The parent ginkgo is one of the few survivor trees in the ancient Shukkeien garden, which dates to 1620. Measuring 13 feet in diameter and 56 feet tall, the tree is estimated to be 200 years old. It stood just less than a mile from the epicenter of the bomb, and the jolt left it leaning so precariously that it had to be pruned to keep it from falling.
The parent tree and five other Ginkgo bilobas were among the plants in the area around the epicenter to be examined in September 1945. Though situated near the blast center, they appeared to bud without being deformed and are alive today.
According to the Green Legacy Hiroshima, some 170 trees in 55 locations within the roughly 1.2-mile radius of Hiroshima ground zero are officially registered by the Municipality of Hiroshima as A-bombed trees. The bomb effectively reduced the city to a radioactive desert; people predicted that nothing would grow there for 75 years.
Instead, seedlings began to spring up in the ruins within months of the bombing. In the 1950s Hiroshima requested the donation of trees for a Peace Boulevard and Peace Memorial Park and, heartened by the response from Japan and around the world, began a major greening effort that continues today.

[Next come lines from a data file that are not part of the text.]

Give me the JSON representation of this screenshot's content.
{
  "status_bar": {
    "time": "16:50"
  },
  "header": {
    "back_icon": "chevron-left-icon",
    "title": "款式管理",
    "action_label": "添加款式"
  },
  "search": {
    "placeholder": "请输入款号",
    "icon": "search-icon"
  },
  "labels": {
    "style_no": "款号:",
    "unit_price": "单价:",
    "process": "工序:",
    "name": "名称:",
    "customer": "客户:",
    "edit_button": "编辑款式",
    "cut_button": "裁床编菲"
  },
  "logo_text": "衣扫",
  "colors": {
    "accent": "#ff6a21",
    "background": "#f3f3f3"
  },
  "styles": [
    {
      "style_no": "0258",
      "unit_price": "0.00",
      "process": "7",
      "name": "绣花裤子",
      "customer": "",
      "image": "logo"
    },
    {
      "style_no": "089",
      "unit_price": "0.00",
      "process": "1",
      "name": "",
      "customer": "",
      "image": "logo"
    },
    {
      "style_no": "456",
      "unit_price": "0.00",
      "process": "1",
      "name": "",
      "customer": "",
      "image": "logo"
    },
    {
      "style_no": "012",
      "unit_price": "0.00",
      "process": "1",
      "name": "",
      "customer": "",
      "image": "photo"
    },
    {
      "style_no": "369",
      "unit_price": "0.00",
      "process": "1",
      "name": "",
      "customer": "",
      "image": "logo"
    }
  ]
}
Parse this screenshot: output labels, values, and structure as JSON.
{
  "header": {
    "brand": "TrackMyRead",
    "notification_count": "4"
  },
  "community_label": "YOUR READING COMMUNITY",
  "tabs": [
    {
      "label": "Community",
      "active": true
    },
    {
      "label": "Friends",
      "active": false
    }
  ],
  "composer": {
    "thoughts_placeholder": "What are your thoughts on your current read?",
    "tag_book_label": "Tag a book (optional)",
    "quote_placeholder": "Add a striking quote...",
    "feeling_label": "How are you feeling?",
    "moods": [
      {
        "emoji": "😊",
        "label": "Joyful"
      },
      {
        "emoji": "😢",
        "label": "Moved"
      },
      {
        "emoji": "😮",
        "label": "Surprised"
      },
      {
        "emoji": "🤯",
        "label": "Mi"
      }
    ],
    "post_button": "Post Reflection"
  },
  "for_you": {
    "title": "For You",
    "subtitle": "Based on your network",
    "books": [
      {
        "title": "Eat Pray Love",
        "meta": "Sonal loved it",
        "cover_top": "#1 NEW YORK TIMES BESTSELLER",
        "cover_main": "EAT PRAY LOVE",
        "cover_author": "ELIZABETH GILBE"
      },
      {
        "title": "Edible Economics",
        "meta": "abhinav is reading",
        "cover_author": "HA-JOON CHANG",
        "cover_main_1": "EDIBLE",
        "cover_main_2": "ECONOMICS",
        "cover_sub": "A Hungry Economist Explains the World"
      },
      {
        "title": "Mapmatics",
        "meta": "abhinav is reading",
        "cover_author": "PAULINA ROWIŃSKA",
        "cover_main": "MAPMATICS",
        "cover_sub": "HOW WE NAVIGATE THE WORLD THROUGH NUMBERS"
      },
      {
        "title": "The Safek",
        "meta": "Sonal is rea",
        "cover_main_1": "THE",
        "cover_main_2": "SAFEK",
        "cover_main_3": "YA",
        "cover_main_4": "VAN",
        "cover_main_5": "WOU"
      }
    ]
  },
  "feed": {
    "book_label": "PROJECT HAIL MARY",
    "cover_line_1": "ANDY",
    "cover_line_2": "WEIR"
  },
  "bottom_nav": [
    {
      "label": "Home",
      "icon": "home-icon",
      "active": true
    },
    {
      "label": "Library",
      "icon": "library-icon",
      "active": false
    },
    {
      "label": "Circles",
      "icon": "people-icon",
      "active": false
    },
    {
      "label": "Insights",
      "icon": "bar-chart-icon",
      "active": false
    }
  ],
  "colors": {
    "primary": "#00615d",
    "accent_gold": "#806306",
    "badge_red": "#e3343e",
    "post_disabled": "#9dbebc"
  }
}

The ginkgo sapling’s future was decided at a peace conference in Hiroshima in May. Sakuji Tanaka, nearing the end of his one-year term as president of Rotary International in Evanston, met Mr. Yamada there and told him about planting a tree to commemorate the 50th anniversary of the Rotary Garden soon after he arrived in Evanston.
The sapling and four others were sent to Evanston as “symbol[s] of peace and friendship,” said Hideko Yamada, one of the founding members of the three-year-old Green Legacy Hiroshima. The bundle of saplings avoided the typical six-month quarantine because they met the U.S. Department of Agriculture standards.
The Peaches replanted the saplings in individual pots and cared for them over the summer. Paul D’ Agostino, assistant director of Parks/Forestry, helped find a sunny place for the sapling near the entrance to the Friendship Garden. The fragile sapling, is now protected by a tall snow fence, is likely to grow a foot a year, says Mr. Peach.
As a ginkgo tree, sole survivor of an ancient group of trees older than dinosaurs, the sapling is expected to flourish in a garden Rotary calls “a living symbol of good will toward all people.”